Further information: Hausdorff space

A topological space $X$ is said to be Hausdorff if, for any two points $x,y$ in $X$, there exist open subsets $U,V$ of $X$ such that $x \in U, y \in V$ and $U \cap V$ is empty.

### Sober space

Further information: sober space

A topological space $X$ is termed sober if the only irreducible closed subsets of $X$ are the closures of one-point subsets.

## Proof

We execute this proof by showing that, for a Hausdorff space, the only irreducible closed subsets are the one-point subsets. Note that this in particular shows that the only irreducible closed subsets are the closures of one-point subsets.

Given: A topological space $X$, an irreducible closed subset $A$ of $X$.

To prove: $A$ is a one-point subset.

Proof: Since $A$ is irreducible, it is nonempty, so it has at least one point. We show that if $A$ has two points, we obtain a contradiction.

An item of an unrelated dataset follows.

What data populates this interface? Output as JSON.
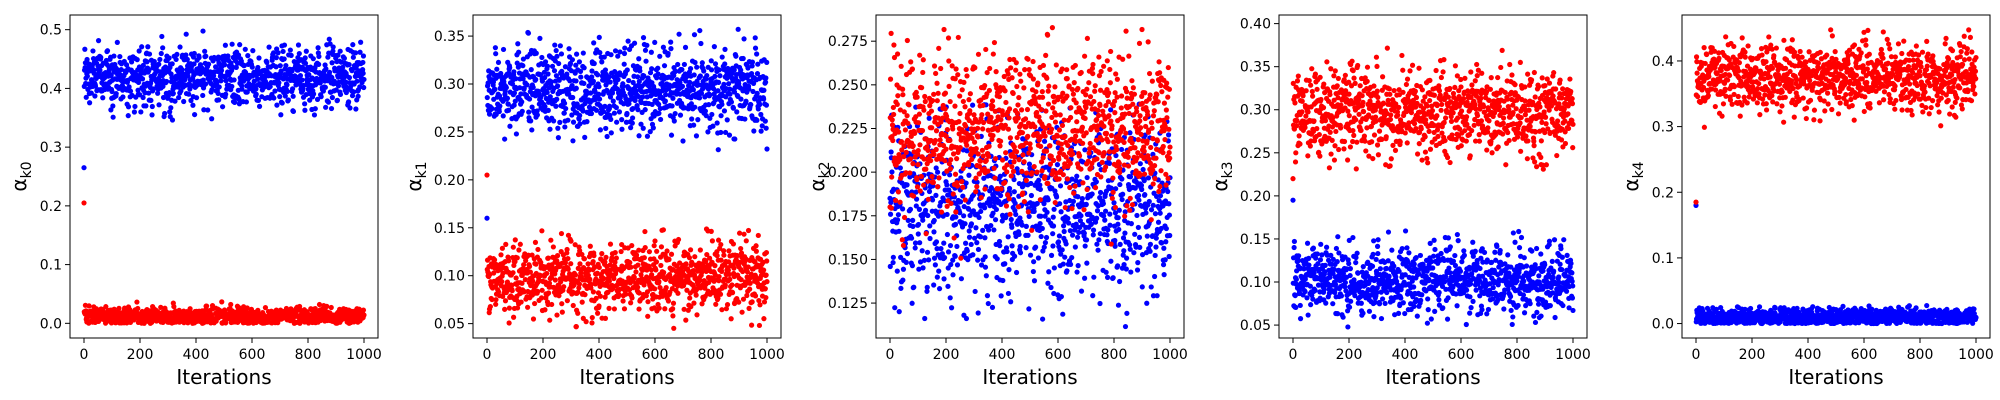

Suppose $x,y \in A$ are two distinct points. By the definition of Hausdorffness, there exist open subsets $U,V$ of $X$ such that $U \ni x, V \ni y$, and $U \cap V = \emptyset$. Then, the sets $A \setminus U$ and $A \setminus V$ are both closed subsets, their union is $A$, and they are both proper subsets of $A$ since $x \notin A \setminus U$ and $y \notin A \setminus V$. Thus, we have written $A$ as a union of two proper closed subsets, contradicting the assumption of irreducibility.